If active managers had skill, surely more than a small minority would have been able to identify the “winners.”
As I previously discussed, investors familiar with this hustle have a far better alternative. They can simply refuse to entrust their money to those with no demonstrated expertise. Instead, they can choose to become evidence-based investors and capture global returns using low management fee index funds.
This prospect is Wall Street’s worst nightmare. It has marshaled its vast resources and is fighting back with articles extolling the purported benefits of active management.
Jim Cramer leads Wall Street’s charge. Here’s the “advice” he gave in a September 2015 article to those just starting out on their investment journey. It’s so irresponsible that I want to quote it.
Cramer is credited as saying that he believes a diversified portfolio of five to 10 individual stocks is the best way to maintain a portfolio.
The article then goes on to quote him directly: “Now, before you start picking stocks, you need to forget everything you’ve ever heard about that classic piece of so-called investing wisdom, buy and hold. We don’t buy and hold here on ‘Mad Money’ — it’s a great way to lose your shirt.”
As usual, Cramer referenced no data to support these views. In reality, the latest research indicates that, for investors in U.S. equities, to be confident of reducing 90 percent of diversifiable risk 90 percent of the time, the number of stocks required is, on average, about 55. In times of distress, it can increase to more than 110 stocks.

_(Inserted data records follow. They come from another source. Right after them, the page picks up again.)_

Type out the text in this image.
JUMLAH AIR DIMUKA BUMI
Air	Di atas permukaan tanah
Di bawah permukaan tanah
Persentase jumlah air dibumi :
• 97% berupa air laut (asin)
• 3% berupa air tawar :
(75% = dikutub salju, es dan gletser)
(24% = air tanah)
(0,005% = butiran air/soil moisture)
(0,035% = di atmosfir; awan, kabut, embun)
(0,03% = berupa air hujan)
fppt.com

Investors can easily reduce risk through appropriate diversification by purchasing low management fee index funds.
Cramer’s observation that a “buy and hold” strategy is “a great way to lose your shirt” is also belied by the evidence. For the period from Dec. 31, 1993 through Dec. 31, 2013, the average investor had an annualized return of about 2.2 percent. Investors who “bought and held” an index fund tracking the S&P 500 earned 8.5 percent, less the low management fees charged by the fund.
Ironically, the best way to “lose your shirt” might be to follow Cramer’s stock picking advice. In a well-reported debacle, on April 6, 2015, Cramer gave his hapless viewers a list of 49 stocks to “buy right now.” Six months later, only 28 percent of them closed higher than their April trading price. In just six months, investors who followed Cramer’s advice lost 7.09 percent of their money.
Once you recognize that Cramer and many others in the financial media are just shills for an industry that wants you to chase returns, buy and sell stocks and bounce in and out of the market, you will have made a giant step toward investing in an intelligent, responsible — and evidence-based — manner.